Première
Contre
La cellule familiale explosive est le genre number one du cinéma français, manque peut-être ici la grosse maison à la campagne avec les bibelots afférents et la vaisselle cassée dans tous les coins. Question de classe sociale. Reste toutefois quelques beaux apparts avec vue sur un Paris tristoune. Maïwenn, à la fois au scénario et devant la caméra, en connaît un rayon, elle qui avec Pardonnez-moi, s’était mise nue comme personne. Roschdy Zem tente avec ce nouveau long-métrage en tant que cinéaste l’auto-analyse voire l’acte de contrition de l’acteur autocentré qui à force de ne parler que de lui n’a pas entendu ce que les « siens » avaient à lui dire. Est-ce que cela fait un bon sujet pour autant ? Pas sûr, d’autant, que le cinéaste-comédien voit son égo forcer le cadre malgré lui et envoie à la rescousse des dialogues multipliant les rappels à l’ordre lourdingues : « Tu ne fais pas attention à nous ! », « Tu te prives de bons moments... » Dès lors, l’entourage ne peut être envisagé que comme une tribu forcément sympa et soudée, où chacun tente d’exister en accentuant sa distinction (la sœur trop sympa, le frère un peu maladroit, les ados malins...) Il y a toutefois l’élément déclencheur, ce frère qui après un choc sur la tête, dit ses quatre vérités au reste de la famille (Sami Bouajila, parfait dans un registre pourtant casse gueule) Problème, il ne dit pas autre chose que ce que le film s’échine à démontrer par ailleurs (l’égoïsme est un vilain défaut...) On se dit tout de même que le versant de la comédie pouvait sauver les meubles, malheureusement le film ne parvient jamais à trouver la bonne mesure, préférant retomber sur les pattes d’une comédie familiale qui ne peut pas mal finir. Roschdy Zem se retrouve en bout de course sans trop de ressources, bien obligé d’effacer la note dans un geste rassembleur et fédérateur. On y croit moyen.
Thomas Baurez
Pour
C’est précisément par la fin qu’on a envie de commencer pour célébrer le nouveau Roschdy Zem. Une scène symbole de ce que le film raconte – dans un cocktail savoureux d’émotions aux antipodes, capable de passer du fou rire aux larmes sans jamais vous tordre le bras – et du moment d’exception qu’est en train de vivre son auteur. Zem y fend l’armure comme on vient de le voir le faire, dans Les Enfants des autres et L’Innocent, en allant là où on ne l’attend pas dans des gestes d’une fluidité parfaite. Car en s’inspirant d’une histoire vécue par son frère, il boucle une boucle, seize ans après Mauvaise foi, sa première réalisation où il mettait déjà beaucoup de lui mais sans comme ici le revendiquer. Et cet exercice d’introspection où il ne se fait pas de cadeau en se donnant le rôle le plus hors- sol de cette tribu ne bascule jamais dans l’auto- centrisme. Parce que ce qu’il y exprime sur la famille, lieu enveloppant jusqu’à l’étouffement dont il faut s’extirper pour en apprécier les vertus, en évitant le prisme culturel et religieux trop attendu, parle à tous. Et par le regard généreux que ce grand directeur d’acteurs porte sur ses partenaires.
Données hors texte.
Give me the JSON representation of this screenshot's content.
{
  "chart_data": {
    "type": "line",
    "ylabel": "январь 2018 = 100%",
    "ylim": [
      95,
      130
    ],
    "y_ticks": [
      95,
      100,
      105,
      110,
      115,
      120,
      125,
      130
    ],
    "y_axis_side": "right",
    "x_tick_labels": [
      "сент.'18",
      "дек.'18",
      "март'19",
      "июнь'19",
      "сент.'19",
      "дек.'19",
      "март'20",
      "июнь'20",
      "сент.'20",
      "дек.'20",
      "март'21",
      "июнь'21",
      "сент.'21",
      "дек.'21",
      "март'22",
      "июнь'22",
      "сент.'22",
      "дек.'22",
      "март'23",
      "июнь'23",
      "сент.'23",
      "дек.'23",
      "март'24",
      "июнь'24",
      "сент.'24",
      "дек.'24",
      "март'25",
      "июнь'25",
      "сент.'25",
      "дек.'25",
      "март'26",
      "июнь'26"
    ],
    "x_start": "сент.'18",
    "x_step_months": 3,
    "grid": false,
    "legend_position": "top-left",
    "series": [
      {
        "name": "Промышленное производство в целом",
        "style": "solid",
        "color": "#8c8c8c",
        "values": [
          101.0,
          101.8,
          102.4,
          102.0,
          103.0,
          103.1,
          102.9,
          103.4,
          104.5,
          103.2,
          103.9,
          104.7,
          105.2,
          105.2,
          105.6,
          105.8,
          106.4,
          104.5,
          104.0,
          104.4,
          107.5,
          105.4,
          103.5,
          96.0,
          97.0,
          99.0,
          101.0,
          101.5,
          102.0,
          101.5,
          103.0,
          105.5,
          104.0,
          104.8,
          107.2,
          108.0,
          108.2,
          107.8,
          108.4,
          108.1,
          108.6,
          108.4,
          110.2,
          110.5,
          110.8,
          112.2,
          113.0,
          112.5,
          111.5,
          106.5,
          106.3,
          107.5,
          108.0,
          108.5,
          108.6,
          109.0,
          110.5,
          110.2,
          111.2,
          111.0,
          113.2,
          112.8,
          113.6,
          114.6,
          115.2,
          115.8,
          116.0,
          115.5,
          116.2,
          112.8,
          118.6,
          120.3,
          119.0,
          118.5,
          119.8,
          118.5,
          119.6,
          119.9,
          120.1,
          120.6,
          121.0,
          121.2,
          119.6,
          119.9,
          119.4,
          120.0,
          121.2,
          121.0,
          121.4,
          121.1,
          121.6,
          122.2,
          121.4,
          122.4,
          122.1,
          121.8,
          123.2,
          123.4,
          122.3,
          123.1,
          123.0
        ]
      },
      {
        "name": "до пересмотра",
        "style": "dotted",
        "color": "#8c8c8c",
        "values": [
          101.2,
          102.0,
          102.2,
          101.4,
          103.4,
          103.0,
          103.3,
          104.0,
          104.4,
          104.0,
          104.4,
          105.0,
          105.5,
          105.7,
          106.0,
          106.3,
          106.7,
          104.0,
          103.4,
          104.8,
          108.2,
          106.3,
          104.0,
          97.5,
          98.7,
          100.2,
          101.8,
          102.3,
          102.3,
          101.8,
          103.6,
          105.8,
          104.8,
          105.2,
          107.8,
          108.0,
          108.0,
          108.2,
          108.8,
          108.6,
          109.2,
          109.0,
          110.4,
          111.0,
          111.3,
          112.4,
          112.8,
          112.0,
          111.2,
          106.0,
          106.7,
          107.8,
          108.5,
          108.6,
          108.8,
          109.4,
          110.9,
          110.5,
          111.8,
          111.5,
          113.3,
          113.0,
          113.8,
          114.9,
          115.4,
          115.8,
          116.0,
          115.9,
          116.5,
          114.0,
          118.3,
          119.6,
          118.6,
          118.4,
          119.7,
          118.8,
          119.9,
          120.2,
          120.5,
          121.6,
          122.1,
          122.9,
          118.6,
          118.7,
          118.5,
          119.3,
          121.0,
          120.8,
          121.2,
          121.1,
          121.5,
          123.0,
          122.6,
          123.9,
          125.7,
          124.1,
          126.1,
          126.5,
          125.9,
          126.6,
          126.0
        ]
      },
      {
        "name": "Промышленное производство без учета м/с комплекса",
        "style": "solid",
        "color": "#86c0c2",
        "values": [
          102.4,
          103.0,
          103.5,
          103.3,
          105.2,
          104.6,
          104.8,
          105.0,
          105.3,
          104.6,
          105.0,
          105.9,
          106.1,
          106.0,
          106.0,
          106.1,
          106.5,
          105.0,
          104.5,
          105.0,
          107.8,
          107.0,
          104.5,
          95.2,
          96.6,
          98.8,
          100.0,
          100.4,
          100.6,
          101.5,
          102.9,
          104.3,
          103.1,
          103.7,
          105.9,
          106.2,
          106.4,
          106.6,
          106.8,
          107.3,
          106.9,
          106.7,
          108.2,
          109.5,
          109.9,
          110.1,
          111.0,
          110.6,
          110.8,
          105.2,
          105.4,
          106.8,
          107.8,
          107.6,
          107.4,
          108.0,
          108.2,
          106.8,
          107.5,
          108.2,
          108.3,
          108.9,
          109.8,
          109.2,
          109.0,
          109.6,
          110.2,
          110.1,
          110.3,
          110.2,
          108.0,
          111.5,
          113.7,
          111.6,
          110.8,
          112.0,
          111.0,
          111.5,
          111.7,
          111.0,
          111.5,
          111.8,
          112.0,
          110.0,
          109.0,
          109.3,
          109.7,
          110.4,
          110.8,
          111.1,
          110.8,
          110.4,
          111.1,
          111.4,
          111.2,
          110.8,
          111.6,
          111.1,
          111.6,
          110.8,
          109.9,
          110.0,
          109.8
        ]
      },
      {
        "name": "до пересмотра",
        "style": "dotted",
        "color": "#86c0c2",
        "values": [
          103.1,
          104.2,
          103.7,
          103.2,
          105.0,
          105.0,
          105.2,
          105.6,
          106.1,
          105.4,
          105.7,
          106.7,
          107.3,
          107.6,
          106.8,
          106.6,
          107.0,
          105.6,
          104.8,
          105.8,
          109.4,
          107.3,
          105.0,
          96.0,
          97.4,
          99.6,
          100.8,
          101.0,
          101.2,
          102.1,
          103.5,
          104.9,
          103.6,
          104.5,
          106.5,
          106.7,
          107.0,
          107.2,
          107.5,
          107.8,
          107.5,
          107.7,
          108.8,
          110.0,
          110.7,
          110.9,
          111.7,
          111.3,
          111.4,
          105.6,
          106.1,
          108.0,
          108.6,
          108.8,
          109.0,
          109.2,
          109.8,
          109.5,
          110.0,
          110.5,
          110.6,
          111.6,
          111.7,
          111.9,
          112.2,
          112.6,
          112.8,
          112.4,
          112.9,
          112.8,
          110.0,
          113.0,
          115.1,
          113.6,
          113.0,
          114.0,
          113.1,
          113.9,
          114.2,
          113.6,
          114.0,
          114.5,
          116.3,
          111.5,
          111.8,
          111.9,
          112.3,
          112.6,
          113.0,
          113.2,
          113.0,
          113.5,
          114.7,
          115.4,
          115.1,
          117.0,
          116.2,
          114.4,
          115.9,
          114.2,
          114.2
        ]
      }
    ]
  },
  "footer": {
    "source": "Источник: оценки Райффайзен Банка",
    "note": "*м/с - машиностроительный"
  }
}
Quand on aime les actrices et les acteurs, comment ne pas adorer Les Miens où, de Bouajila à Rachid Bouchareb (pour ses débuts – emballants – devant la caméra) en passant par sa fille Nina (une révélation), les toujours parfaits Meriem Serbah et Abel Jafri ou Maiwenn dans un registre apaisé qui lui va à merveille, Roschdy Zem a réuni sa famille de sang et de cœur pour raconter cette histoire, laissant à chaque personnage la place pour exister et donc à chaque comédien la place pour jouer sans jamais abimer la choralité de son récit. Nulle place ici cependant pour une démonstration. Zem est tout sauf un donneur de leçons. Il invite simplement au partage. Son sixième long est le plus ambitieux et le plus emballant. On fait volontiers nôtres les siens.